To Hold in My Hand: Selected Poems 1955-83, Morley's third collection, was published in 1984. Again, many of the poems focus on Wolpe as well as Morley's love for him; others are introspective meditations on art-related themes. In this volume, a visit to an art exhibition brings back more memories of grief and loss for Morley. The visual and performing arts connect Morley to her own life—not only to her departed husband, but to other friends and loved ones over the years. Morley pays particular attention to the paintings of nineteenth-century French artist Paul Cezanne and his twentieth-century counterpart Henri Matisse. To Hold in My Hand also contains "The Shutter Clangs," a long poem. In a review of the volume for Poetry, Jim Elledge remarked that, "as in all of her work, the lyric and the intellect are melded and displayed subtly—passion and thought only opposite sides of the same Moebius strip." He concluded that "Morley's voice is at once gentle and formidable, and always compelling. Her vision is universal while personal, often painfully so."

Cloudless at First is the title of Morley's 1989 volume of verse. One poem in this collection is an homage to Spanish poet and playwright Federico Garcia Lorca; other poems return to contemplate the art of Matisse and Cezanne. "Morley's own painterly eye records whole catalogues of flowers, textures, and colors: 'red silk of poppies,' 'tinsel of vine leaves,' 'coarse-green,' 'apricot,' 'lemon-quick,'" observed Sue Standing in the Boston Review. Standing also praised the near-musical flow of the poet's arrangements of words, remarking that "while Morley's visual and kinetic images are initially the most striking qualities of her poems, it's her sure ear that holds you to the page." August Kleinzahler, critiquing Cloudless at First for the Bay Area's Poetry Review and Literary Calendar, stated that "so much color and heat comes off the poems of Hilda Morley, and their effects are so quickly registered by the reader, that it's more than a bit curious that Ms. Morley's work is not better known." In conclusion, Kleinzahler declared that Morley's verse "reminds one of what the best poetry has always done: moved and awakened."

Morley told Contemporary Authors: "I have been writing poems since I was nine years old and was adept at the sonnet form in my thirteenth and fourteenth years, having used rhyming quatrains before that. In my later teens and through my twenties I used both rhymed and freer forms, influenced by H. D. and D. H. Lawrence. By my mid-thirties I was committed to a line derived from William Carlos Williams, making the rhythm of the poem out of the elements of ordinary speech. The need to write poetry came out of the urgent pressure toward placing and forming my experience, giving a voice to what I felt.
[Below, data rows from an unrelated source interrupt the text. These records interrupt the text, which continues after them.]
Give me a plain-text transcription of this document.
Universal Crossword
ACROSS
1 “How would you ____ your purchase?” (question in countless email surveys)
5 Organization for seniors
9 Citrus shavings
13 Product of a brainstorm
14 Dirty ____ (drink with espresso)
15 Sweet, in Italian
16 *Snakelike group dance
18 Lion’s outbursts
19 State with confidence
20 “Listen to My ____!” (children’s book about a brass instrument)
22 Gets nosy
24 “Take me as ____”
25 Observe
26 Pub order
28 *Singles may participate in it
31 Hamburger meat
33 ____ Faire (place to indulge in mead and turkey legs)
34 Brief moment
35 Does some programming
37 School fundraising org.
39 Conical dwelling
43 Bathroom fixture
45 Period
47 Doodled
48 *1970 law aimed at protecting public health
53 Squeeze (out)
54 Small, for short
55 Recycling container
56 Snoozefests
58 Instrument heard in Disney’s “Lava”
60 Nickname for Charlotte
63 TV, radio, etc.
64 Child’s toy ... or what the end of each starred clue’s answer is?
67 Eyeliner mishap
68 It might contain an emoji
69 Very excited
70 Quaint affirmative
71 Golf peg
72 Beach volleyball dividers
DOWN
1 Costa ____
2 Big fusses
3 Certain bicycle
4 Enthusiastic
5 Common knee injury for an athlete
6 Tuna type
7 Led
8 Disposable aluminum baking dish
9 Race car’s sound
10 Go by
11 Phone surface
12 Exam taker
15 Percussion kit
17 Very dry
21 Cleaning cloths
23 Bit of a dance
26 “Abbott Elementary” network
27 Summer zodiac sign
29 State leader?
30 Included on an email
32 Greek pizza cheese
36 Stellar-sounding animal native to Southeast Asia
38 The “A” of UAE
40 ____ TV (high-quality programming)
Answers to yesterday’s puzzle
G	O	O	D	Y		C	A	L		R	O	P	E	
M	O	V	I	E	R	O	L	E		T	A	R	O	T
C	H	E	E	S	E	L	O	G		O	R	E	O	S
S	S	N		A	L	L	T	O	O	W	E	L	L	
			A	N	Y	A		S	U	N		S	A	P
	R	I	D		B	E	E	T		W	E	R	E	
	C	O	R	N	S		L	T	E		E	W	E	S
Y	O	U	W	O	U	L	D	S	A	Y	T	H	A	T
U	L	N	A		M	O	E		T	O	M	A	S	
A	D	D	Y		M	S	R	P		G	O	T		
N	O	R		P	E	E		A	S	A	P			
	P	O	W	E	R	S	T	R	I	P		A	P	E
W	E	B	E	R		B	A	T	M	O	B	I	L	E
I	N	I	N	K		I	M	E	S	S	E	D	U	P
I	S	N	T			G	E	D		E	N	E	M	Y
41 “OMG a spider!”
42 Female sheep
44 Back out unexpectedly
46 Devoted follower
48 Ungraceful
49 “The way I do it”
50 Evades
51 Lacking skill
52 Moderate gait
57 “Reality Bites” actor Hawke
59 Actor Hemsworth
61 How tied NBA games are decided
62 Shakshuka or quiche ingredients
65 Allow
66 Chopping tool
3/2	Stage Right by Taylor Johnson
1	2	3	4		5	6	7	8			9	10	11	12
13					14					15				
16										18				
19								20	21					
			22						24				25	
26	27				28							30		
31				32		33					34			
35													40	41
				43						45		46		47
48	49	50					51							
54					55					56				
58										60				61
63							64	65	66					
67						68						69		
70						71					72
The capacity to look and to imagine freed me from confusion. They were my windows, connecting me to the world and the poems were a way of giving back what had been given me—the gifts and offerings the visible, tangible, audible world gave me. I was the channel which rendered back what was offered, a means or an instrument by which they could reach others, other senses and responses. More recently, I began to think of the poems as recordings of lessons I had learned, roadmarks which could be of help to others. Perhaps there is some moral intent behind this way of thinking. In any case there is still and always the need to be released from the burden of the experience, a notion shared by the prophets of the Old Testament who were driven to speak of what they knew and by the troubadour poets impelled to sing their joys, their angers, their despairs, their longings."